The Iranian government announced this week it secured a long-term natural gas agreement with its maritime neighbors in Oman. Iranian President Hassan Rouhani vowed to lead the country as a moderate when he was sworn in to office in early August. The Iranian Oil Ministry vowed to move the country’s oil and natural gas industries closer to the international community and the gas deal with Oman was touted as a breakthrough in a deal first discussed in 2007. Officials there vowed to move quickly on infrastructure developments. Either Iran is trying to show it’s serious about engagement or its just window dressing as usual for the Islamic republic.

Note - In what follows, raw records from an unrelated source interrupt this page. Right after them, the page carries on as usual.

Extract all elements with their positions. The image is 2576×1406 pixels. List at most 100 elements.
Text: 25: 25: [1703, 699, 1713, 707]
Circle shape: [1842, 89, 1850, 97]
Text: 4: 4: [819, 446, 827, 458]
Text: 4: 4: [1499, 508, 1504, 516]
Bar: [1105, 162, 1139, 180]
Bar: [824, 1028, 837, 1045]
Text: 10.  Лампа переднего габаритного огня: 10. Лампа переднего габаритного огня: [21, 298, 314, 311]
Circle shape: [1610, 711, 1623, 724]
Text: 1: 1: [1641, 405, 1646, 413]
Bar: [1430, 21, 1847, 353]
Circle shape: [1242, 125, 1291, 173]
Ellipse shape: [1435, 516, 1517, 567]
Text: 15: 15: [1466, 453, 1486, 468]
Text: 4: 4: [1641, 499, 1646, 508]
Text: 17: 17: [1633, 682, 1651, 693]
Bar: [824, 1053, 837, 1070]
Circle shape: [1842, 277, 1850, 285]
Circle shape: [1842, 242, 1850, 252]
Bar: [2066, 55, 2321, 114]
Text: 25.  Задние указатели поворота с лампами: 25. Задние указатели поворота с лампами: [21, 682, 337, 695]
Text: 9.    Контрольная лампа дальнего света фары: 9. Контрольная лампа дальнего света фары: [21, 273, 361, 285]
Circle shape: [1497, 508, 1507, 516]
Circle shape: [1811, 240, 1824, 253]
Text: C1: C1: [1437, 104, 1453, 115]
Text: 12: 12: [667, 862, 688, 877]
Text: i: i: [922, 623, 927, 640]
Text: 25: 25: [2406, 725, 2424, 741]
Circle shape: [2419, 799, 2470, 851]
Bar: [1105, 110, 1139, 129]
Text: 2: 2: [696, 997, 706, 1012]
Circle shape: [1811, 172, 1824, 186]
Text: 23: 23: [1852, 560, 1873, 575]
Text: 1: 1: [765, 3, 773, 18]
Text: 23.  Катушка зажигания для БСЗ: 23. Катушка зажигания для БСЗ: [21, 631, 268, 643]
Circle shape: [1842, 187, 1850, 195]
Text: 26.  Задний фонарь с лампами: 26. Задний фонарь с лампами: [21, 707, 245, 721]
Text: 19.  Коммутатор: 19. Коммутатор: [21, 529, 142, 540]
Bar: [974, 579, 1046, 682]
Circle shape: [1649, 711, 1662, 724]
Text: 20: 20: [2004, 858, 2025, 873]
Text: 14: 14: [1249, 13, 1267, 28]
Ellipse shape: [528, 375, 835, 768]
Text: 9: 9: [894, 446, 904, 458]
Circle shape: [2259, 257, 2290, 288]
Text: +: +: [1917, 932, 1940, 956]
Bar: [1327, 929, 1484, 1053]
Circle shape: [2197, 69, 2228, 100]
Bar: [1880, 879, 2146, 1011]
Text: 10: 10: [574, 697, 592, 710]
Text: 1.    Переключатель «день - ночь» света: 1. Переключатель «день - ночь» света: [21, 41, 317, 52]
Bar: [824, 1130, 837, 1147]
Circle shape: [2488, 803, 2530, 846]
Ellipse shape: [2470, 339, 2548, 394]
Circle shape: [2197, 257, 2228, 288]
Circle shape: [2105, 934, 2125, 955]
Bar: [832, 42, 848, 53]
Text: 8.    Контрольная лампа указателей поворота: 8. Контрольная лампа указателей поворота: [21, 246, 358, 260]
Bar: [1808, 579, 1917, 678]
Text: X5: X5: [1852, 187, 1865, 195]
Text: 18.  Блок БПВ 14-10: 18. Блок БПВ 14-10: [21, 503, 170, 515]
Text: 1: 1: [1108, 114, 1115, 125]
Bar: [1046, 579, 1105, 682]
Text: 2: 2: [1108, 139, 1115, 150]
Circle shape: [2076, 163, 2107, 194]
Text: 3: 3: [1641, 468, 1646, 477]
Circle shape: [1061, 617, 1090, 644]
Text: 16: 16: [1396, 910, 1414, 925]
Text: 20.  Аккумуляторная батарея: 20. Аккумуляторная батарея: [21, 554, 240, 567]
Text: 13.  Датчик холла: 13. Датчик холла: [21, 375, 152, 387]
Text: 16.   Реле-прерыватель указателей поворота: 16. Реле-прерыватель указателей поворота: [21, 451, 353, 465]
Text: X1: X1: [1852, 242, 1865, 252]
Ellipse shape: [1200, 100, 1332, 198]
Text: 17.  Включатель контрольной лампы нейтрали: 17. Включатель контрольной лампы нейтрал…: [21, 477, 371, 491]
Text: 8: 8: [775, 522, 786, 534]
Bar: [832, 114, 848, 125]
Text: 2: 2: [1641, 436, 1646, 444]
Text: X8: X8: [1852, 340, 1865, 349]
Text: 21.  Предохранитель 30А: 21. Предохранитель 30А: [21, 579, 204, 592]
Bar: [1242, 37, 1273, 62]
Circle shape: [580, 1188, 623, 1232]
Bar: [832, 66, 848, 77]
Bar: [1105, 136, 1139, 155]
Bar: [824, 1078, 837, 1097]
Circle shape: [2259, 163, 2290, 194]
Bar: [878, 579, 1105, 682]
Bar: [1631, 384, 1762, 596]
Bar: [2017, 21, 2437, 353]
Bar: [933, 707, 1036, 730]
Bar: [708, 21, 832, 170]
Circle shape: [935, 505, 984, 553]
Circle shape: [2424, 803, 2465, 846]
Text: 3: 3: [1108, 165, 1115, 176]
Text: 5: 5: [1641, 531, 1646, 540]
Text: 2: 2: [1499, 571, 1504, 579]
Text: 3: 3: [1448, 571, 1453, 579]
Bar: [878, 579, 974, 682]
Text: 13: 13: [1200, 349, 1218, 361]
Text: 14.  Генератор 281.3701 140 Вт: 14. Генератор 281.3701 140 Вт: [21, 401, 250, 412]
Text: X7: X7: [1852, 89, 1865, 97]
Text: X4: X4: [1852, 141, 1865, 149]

Iran holds the second-largest deposits of natural gas reserves in the world and most of those reserves haven’t been developed. Its offshore South Pars gas field is considered one of the largest in the world, giving Iran the claim to the No. 3 spot in terms of natural gas production. Sanctions have curtailed some developments, though even the U.S. Energy Department said it expects Iranian natural gas production to increase in the years to come.
Iranian Oil Minister Bijan Zanganeh said a natural gas deal was signed with his Omani counterpart Mohammed bin Hamad al-Rumhy during a recent visit to Tehran by high-ranking figures from Muscat. Zanganeh said the government would work quickly on determining the length and route for an undersea natural gas pipeline to Oman. He told the Oil Ministry’s news service, Shana, he was tasked with picking an Iranian consultant to start examining the technical and economic issues of the pipeline soon. His Omani counterpart said both sides were “very keen” on the project.
Zanganeh said he was eager to do more to ensure Iran’s oil can get to the international oil markets as well. He said the Rouhani administration is facing a wide-range of challenges “but we have to try out best to increase oil exports.”